How can you change this behavior? The first thing you need to do is have an awareness that you are eating due to your feelings vs. hunger. When you find yourself in the refrigerator shortly after a meal you need to stop and ask yourself “AM I HUNGRY?” If the answer is "no", sit down and think about what you are feeling and why you are reaching for food to soothe those feelings.
While working on behavior modification with a female client she recounted to me an “aha” moment that she had. She was in the refrigerator when she stopped herself and asked “Am I hungry? I just ate dinner.” What she realized was that she was angry at her husband. So she closed the refrigerator door and went to her room to avoid eating and a fight with her husband.
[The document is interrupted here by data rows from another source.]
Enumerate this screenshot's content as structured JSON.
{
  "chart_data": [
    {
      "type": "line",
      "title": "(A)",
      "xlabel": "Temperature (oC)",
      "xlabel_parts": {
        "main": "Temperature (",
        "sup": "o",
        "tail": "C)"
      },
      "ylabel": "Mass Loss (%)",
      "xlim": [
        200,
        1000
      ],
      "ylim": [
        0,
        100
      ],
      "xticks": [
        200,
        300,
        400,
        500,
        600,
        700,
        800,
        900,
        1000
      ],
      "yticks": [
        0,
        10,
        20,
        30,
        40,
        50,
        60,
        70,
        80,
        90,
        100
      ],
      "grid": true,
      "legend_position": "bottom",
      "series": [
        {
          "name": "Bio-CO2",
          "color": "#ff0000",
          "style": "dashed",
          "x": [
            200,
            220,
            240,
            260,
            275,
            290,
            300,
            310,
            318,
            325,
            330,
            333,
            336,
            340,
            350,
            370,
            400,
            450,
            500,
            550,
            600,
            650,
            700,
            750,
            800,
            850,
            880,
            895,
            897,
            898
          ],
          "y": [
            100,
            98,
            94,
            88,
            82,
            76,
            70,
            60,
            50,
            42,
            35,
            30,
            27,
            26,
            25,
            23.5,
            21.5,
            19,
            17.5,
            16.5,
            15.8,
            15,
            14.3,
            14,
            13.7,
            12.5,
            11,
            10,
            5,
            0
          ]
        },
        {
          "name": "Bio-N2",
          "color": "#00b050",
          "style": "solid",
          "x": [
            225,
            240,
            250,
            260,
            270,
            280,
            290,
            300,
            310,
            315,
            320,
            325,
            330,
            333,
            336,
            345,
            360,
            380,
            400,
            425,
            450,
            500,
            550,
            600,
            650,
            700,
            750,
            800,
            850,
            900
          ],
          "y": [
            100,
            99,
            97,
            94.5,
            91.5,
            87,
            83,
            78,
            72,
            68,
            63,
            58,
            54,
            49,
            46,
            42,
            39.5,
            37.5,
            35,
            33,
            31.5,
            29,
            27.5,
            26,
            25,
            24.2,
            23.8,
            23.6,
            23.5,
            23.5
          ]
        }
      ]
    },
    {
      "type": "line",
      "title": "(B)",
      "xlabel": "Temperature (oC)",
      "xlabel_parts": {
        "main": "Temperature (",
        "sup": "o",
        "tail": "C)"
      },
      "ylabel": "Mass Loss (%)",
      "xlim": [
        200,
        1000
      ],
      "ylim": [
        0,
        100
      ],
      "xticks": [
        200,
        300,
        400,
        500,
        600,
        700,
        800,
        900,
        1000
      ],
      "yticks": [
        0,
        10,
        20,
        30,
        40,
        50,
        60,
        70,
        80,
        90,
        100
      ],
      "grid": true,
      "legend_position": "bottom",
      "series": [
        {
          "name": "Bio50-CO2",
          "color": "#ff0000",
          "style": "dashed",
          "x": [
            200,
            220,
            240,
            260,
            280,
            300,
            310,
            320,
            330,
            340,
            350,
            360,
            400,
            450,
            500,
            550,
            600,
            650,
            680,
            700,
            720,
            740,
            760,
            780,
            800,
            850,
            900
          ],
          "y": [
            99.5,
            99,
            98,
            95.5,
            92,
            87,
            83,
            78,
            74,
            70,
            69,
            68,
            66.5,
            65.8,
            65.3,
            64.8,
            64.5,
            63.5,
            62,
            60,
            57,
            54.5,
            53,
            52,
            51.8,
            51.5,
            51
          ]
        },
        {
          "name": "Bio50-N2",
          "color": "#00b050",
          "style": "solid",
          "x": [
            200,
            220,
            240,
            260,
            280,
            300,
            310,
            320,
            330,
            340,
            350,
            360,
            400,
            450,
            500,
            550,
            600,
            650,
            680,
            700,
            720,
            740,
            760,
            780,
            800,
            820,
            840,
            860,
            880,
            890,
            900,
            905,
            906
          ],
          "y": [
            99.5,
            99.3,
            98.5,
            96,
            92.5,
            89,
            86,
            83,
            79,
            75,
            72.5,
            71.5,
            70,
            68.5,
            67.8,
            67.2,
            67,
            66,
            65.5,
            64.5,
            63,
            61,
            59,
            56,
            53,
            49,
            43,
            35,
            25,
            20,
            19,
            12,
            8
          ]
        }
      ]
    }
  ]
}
2) You Are Not Exercising Enough
To lose or maintain your weight you need to exercise. End of story. The best way to boost your metabolism is to lift weights. Muscle is the most metabolically active tissue in your body. Increasing the number of active muscle cells improves your ability to burn body fat and become leaner. Combining cardio and weight training is the best way to keep the pounds away and lose inches. If you don’t belong to a gym you can purchase some hand weights and resistance bands. You can also use your own body weight as resistance. Schedule your exercise time in your calendar as you would schedule any appointment. This way you know you’ve blocked out the time to take care of your health.
3) You Have Food Sensitivities
“You are what you eat.” Food sensitivities are different from food allergies. With a food allergy you get an immediate allergic response to the ingested food. A food intolerance can take four to ninety-six hours to manifest making it difficult to determine the source. Symptoms are usually more low grade than with an allergy. So people may be reacting to a food they eat on a regular basis but have no idea that the food is causing a disturbance to their metabolism and inflammation and digestive disturbances in their gut. We know that inflammation can lead to insulin resistance and an increased chance of fat deposition mostly around the belly. Common food allergens are gluten, dairy, eggs, corn, yeast and peanuts. Try a 3 week elimination diet and note how you feel each day. Then one at a time re-introduce each food and see how it makes you feel.